The Justice and Development Party (AKP) has had a chequered track record with technology. On the one hand, it has sought to silence social media by frequently blocking entire platforms - Twitter, YouTube and Facebook - to contain the spread of protests coordinated through social media and the leaking of information revealing corruption in the AKP's ranks.

Twitter's transparency report shows that Turkish courts filed 450 content removal orders with the company out of 486 such orders issued worldwide between July and December 2015, and that other government agencies sent 1,761 removal requests, a third of the total number worldwide.

The only other country that comes close to Turkey's content removal track record is Russia, with six court orders and 1,729 requests for content removal in July-December 2015.

"Almost invariably, Twitter has determined that the requests did not comply with its bylaws on user data protection, and this has resulted in frequent bans on social media," Aciman notes.

But the government has also supported the development of local technology companies through tax incentives, reducing operating costs and building a series of 59 tech hubs or Technology Development Zones (TDZs), 44 of which are already up and running. The most famous of them is Teknopark Istanbul, which already houses 85 companies and is expected to create 30,000 jobs and bring in revenues of $10bn a year when completed in 2023.

Ankara has also collaborated with foreign and domestic banks to provide financing for innovative small and medium entreprises (SMEs) and start-ups. In its most recent such effort, in May, it established a €200mn fund of funds in collaboration with the European Investment Fund (EIF) to provide lending for innovative SMEs. 

Aciman, who worked as a tech entrepreneur in Turkey until 2014, sees government support for the sector as being "generally good". However, "compared to developed markets, I find that business-to-consumer (B2C) platforms are more readily accepted than business-to-business (B2B) ones, which is important to note," he notes.

Boosted by a young and tech-savvy population, online B2C platforms have exploded in recent years, and now include large retailers such as Hepsiburada, valued at more than $400mn, as well as smaller companies such as online payments processor Iyzico. The latter secured a $6.2mn loan from the International Finance Corporation in 2015 to finance its expansion in Turkey and the Middle East, having beaten PayPal at becoming the first foreign e-transfer company in Iran earlier this year.

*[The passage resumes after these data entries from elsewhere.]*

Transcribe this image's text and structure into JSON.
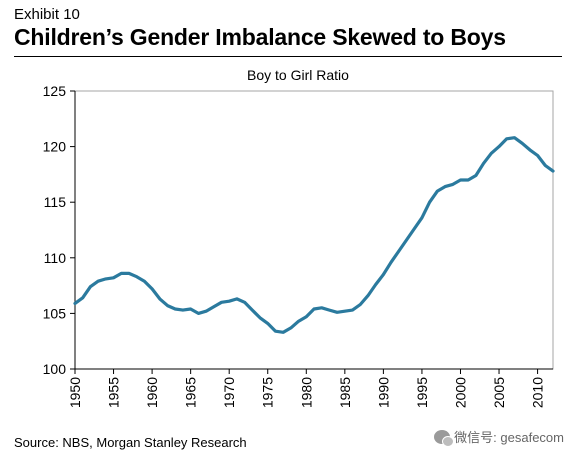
{
  "header": {
    "exhibit": "Exhibit 10",
    "title": "Children’s Gender Imbalance Skewed to Boys"
  },
  "footer": {
    "source": "Source: NBS, Morgan Stanley Research",
    "watermark": "微信号: gesafecom"
  },
  "colors": {
    "line": "#2b7a9e",
    "axis": "#000000",
    "border": "#a6a6a6"
  },
  "chart_data": {
    "type": "line",
    "title": "Boy to Girl Ratio",
    "xlabel": "",
    "ylabel": "",
    "xlim": [
      1950,
      2012
    ],
    "ylim": [
      100,
      125
    ],
    "yticks": [
      100,
      105,
      110,
      115,
      120,
      125
    ],
    "xticks": [
      1950,
      1955,
      1960,
      1965,
      1970,
      1975,
      1980,
      1985,
      1990,
      1995,
      2000,
      2005,
      2010
    ],
    "grid": false,
    "legend": "none",
    "series": [
      {
        "x": [
          1950,
          1951,
          1952,
          1953,
          1954,
          1955,
          1956,
          1957,
          1958,
          1959,
          1960,
          1961,
          1962,
          1963,
          1964,
          1965,
          1966,
          1967,
          1968,
          1969,
          1970,
          1971,
          1972,
          1973,
          1974,
          1975,
          1976,
          1977,
          1978,
          1979,
          1980,
          1981,
          1982,
          1983,
          1984,
          1985,
          1986,
          1987,
          1988,
          1989,
          1990,
          1991,
          1992,
          1993,
          1994,
          1995,
          1996,
          1997,
          1998,
          1999,
          2000,
          2001,
          2002,
          2003,
          2004,
          2005,
          2006,
          2007,
          2008,
          2009,
          2010,
          2011,
          2012
        ],
        "values": [
          105.9,
          106.4,
          107.4,
          107.9,
          108.1,
          108.2,
          108.6,
          108.6,
          108.3,
          107.9,
          107.2,
          106.3,
          105.7,
          105.4,
          105.3,
          105.4,
          105.0,
          105.2,
          105.6,
          106.0,
          106.1,
          106.3,
          106.0,
          105.3,
          104.6,
          104.1,
          103.4,
          103.3,
          103.7,
          104.3,
          104.7,
          105.4,
          105.5,
          105.3,
          105.1,
          105.2,
          105.3,
          105.8,
          106.6,
          107.6,
          108.5,
          109.6,
          110.6,
          111.6,
          112.6,
          113.6,
          115.0,
          116.0,
          116.4,
          116.6,
          117.0,
          117.0,
          117.4,
          118.5,
          119.4,
          120.0,
          120.7,
          120.8,
          120.3,
          119.7,
          119.2,
          118.3,
          117.8
        ]
      }
    ]
  }
}
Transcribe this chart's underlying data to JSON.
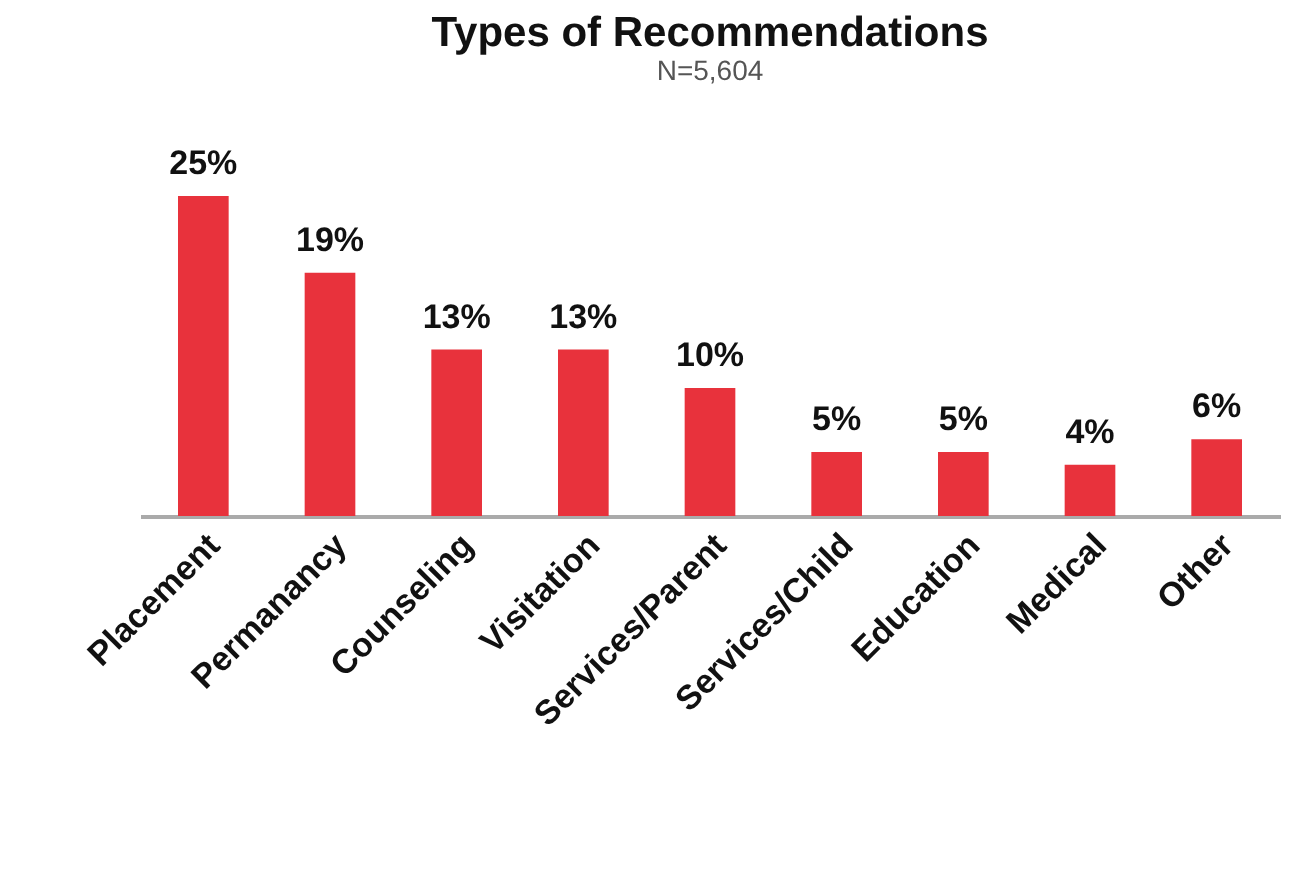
{
  "chart_data": {
    "type": "bar",
    "title": "Types of Recommendations",
    "subtitle": "N=5,604",
    "categories": [
      "Placement",
      "Permanancy",
      "Counseling",
      "Visitation",
      "Services/Parent",
      "Services/Child",
      "Education",
      "Medical",
      "Other"
    ],
    "values": [
      25,
      19,
      13,
      13,
      10,
      5,
      5,
      4,
      6
    ],
    "value_labels": [
      "25%",
      "19%",
      "13%",
      "13%",
      "10%",
      "5%",
      "5%",
      "4%",
      "6%"
    ],
    "color": "#e8323c"
  }
}
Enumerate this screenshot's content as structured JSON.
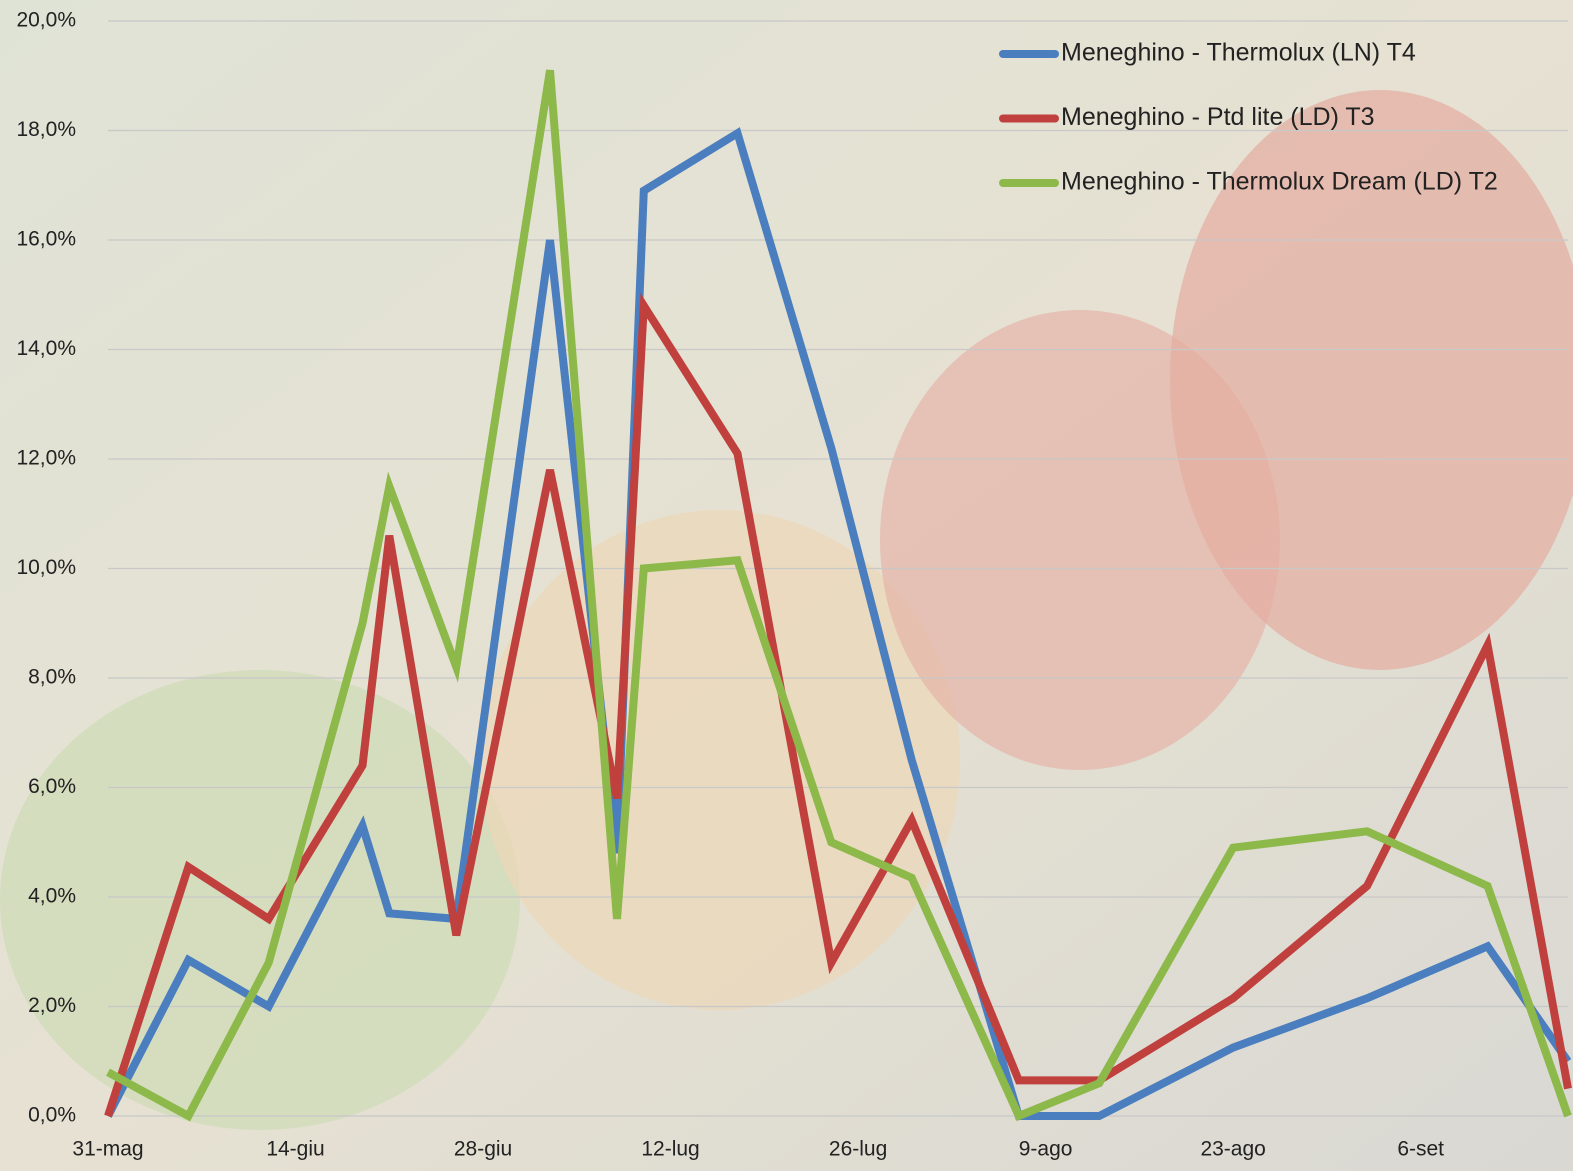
{
  "chart_data": {
    "type": "line",
    "x": [
      "31-mag",
      "6-giu",
      "12-giu",
      "19-giu",
      "21-giu",
      "26-giu",
      "3-lug",
      "8-lug",
      "10-lug",
      "17-lug",
      "24-lug",
      "30-lug",
      "7-ago",
      "13-ago",
      "23-ago",
      "2-set",
      "11-set",
      "17-set"
    ],
    "xlim": [
      "31-mag",
      "17-set"
    ],
    "xticks": [
      "31-mag",
      "14-giu",
      "28-giu",
      "12-lug",
      "26-lug",
      "9-ago",
      "23-ago",
      "6-set"
    ],
    "ylim": [
      0,
      20
    ],
    "yticks": [
      {
        "value": 0,
        "label": "0,0%"
      },
      {
        "value": 2,
        "label": "2,0%"
      },
      {
        "value": 4,
        "label": "4,0%"
      },
      {
        "value": 6,
        "label": "6,0%"
      },
      {
        "value": 8,
        "label": "8,0%"
      },
      {
        "value": 10,
        "label": "10,0%"
      },
      {
        "value": 12,
        "label": "12,0%"
      },
      {
        "value": 14,
        "label": "14,0%"
      },
      {
        "value": 16,
        "label": "16,0%"
      },
      {
        "value": 18,
        "label": "18,0%"
      },
      {
        "value": 20,
        "label": "20,0%"
      }
    ],
    "grid": true,
    "legend": "top-right",
    "series": [
      {
        "name": "Meneghino - Thermolux (LN) T4",
        "color": "#4a7ebf",
        "values": [
          0,
          2.85,
          2.0,
          5.3,
          3.7,
          3.6,
          16.0,
          4.8,
          16.9,
          17.95,
          12.2,
          6.5,
          0,
          0,
          1.25,
          2.15,
          3.1,
          1.0
        ]
      },
      {
        "name": "Meneghino - Ptd lite (LD) T3",
        "color": "#c0403e",
        "values": [
          0,
          4.55,
          3.6,
          6.4,
          10.6,
          3.3,
          11.8,
          5.8,
          14.8,
          12.1,
          2.8,
          5.4,
          0.65,
          0.65,
          2.15,
          4.2,
          8.6,
          0.5
        ]
      },
      {
        "name": "Meneghino - Thermolux Dream (LD) T2",
        "color": "#8db84a",
        "values": [
          0.8,
          0,
          2.8,
          9.0,
          11.5,
          8.2,
          19.1,
          3.6,
          10.0,
          10.15,
          5.0,
          4.35,
          0,
          0.6,
          4.9,
          5.2,
          4.2,
          0
        ]
      }
    ]
  }
}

Seeking to bank on the growth in e-commerce in Turkey, foreign companies have made record-breaking acquisitions in the sector in recent years. The largest investors - Dubai's Abraaj Group, eBay and Germany's Delivery Hero have spent more than $1.5bn among them on acquiring Turkish e-commerce businesses. Delivery Hero's $589mn purchase of food ordering company Yemeksepeti last year was touted as the largest such acquisition in online food ordering in the world.

Just a drop in the ocean

But Turkey's tech boom and the presence of domestic online payments companies provide little consolation for Turkey-based freelancers and start-ups that worked with international clients and used PayPal to receive payments from them.

After the news about PayPal losing its license, users took to social media such as Twitter and Facebook, where they used hashtag #paypalturkey to complain about the effects on their work, to propose alternatives such as e-currency Bitcoin and even to share theories about local competitors that conspired to oust PayPal from the market.

"How am I going to get paid now through the numerous freelancing websites that I do my business on?" a graphic designer lamented on Facebook. "I am sure I will lose customers over this," another one complained.

Despite their large online presence, the professionals and companies that do online business with international clients using PayPal account for only a small percentage of the population. Turkey is the unquestionable domain of credit cards, which account for almost 90% of all online purchases, and PayPal and other e-wallets remain fringe services.

That said, BDDK's decision not to renew PayPal's license has hit exactly those segments of society that the government has vowed to support and finance: small tech businesses.